His little buns tight, his eyes wide: Mohammed Kulab is a few days old. He is the seventh child in his family and was born weeks after it started war between Israel and Hamas.

“We shouldn’t be giving birth in these conditions,” says his mother Fadua Kulab, who left her home in Rafah to settle with her family at a UN school in this town in the southern part of the Gaza Strip. .

There he hopes to escape airstrikes from Israel, which has been relentlessly bombing the Palestinian enclave since the October 7 Hamas attack that killed more than 1,200 people, mostly civilians.

“His birth was the most difficult experience of my life,” says Kulab, who says she is exhausted and unable to protect her children.

More than 11,000 people, mostly civilians, including more than 4,500 children, have been killed by Israeli strikes in the Gaza Strip since October 7, according to Hamas’ health ministry.

According to this source, six premature babies died in the last few days due to the lack of electricity in hospitals in the northern part of the Gaza Strip, which is the most affected by the conflicts.

Jaundice

Like many mothers of newborns AFP spoke to in Gaza, Mohammed’s mother says he refuses to breastfeed. “I don’t eat well,” he explains.

Nursing mothers should normally drink three liters of water a day and increase their food intake in order to produce milk. But access to clean water and food is becoming increasingly difficult in Gaza every day.

Kulab is also struggling to find baby formula and diapers.

At the age of 37, Nazua Salem holds her second son in her arms, wrapped in many blankets.

The newborn is jaundiced, but today in Gaza more than half of the hospitals are out of service and the rest do not have enough fuel to continue phototherapy for all the newborns.

To reduce the risk of neurological problems, the newborn must be exposed to sunlight, but Salem hesitates because of “the smells and the bombing.”

In a school hall in Rafah, where she now lives with about 70 other people, Salem worries: the scar from her caesarean section has become infected.

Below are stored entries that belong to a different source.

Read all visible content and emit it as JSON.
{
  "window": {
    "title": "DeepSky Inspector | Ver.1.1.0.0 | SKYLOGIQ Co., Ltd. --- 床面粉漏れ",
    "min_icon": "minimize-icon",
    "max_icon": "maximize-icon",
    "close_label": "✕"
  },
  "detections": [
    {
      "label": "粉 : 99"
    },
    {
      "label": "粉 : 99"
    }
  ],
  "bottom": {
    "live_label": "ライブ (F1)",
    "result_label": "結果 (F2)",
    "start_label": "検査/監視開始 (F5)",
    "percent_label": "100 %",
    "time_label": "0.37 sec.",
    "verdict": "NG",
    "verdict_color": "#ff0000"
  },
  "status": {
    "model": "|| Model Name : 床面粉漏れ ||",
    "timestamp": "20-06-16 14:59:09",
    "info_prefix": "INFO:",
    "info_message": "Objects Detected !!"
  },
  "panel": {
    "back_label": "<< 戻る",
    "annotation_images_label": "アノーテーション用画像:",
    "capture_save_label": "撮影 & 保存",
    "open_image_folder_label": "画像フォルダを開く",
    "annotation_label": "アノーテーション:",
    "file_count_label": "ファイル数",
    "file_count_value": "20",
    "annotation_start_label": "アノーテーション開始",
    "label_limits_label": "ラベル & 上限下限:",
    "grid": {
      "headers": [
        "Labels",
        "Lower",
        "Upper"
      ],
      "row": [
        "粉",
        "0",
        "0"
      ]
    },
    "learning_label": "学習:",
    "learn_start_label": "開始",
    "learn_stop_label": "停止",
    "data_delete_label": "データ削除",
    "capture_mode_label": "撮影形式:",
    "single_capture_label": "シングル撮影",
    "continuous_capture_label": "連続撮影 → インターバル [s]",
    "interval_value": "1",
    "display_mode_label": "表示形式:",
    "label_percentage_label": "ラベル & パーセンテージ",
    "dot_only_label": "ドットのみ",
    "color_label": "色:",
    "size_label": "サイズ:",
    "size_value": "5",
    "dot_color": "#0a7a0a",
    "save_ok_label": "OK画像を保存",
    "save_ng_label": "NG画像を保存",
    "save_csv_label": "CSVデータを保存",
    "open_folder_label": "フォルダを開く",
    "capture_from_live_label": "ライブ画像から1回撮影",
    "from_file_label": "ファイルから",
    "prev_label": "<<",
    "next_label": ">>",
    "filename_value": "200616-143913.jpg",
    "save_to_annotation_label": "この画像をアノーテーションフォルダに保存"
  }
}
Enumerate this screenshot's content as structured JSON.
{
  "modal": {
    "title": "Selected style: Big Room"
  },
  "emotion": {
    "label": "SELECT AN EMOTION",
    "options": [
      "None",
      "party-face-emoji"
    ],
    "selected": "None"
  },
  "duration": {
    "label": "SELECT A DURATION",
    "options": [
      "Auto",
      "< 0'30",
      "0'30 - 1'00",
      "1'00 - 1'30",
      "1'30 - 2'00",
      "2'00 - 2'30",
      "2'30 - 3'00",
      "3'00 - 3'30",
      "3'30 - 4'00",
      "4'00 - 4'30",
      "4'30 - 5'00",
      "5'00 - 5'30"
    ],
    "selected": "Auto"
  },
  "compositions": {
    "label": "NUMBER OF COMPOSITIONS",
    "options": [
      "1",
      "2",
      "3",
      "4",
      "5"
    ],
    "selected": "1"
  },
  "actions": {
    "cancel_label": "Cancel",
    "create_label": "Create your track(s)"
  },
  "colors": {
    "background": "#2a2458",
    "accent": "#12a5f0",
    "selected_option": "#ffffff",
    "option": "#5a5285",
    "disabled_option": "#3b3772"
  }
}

The hospital where she gave birth forced her to leave after one night “because they had a lot of injured people to treat,” she explains.

Dust, which is everywhere due to the bombing, is another threat, especially for premature babies who suffer from respiratory problems.

Eight months pregnant Umm Ibrahim Alayan has been coughing like the rest of her family since she fled her home due to airstrikes. A strong cough can cause her to have premature contractions, which she has been feeling for days.

“I’m terrified, all I want is to hold my baby in my arms. I’m afraid every moment that I’m going to lose it,” he says.

“Crisis of humanity”

In the Gaza Strip, there are 50,000 pregnant women and more than 180 women give birth every day “with nowhere to go”, says Dominic Allen, representative of the UN Population Fund (UNFPA) in the Palestinian territories.

“We estimate that at least 15% of births will have complications that will require obstetric care” which is not available in war-torn Gaza, he notes.

UNFPA describes a “nightmare” situation: women leaving the hospital three hours after giving birth, a lack of blood for those who bleed after giving birth, caesarean sections and cutting the umbilical cord without antiseptic.

The UN agency managed to get into the Palestinian enclave 8,000 “hygiene birth kits”, containing, among other things, tools for cutting the umbilical cord, a blanket for the newborns and disposable sheets.

A drop in the ocean of the needs of the 2.4 million residents of Gaza and especially the pregnant women who are often forced to give birth in makeshift camps or on the street.

“This nightmare in Gaza is more than a humanitarian crisis, it’s a crisis of our humanity,” Allen laments.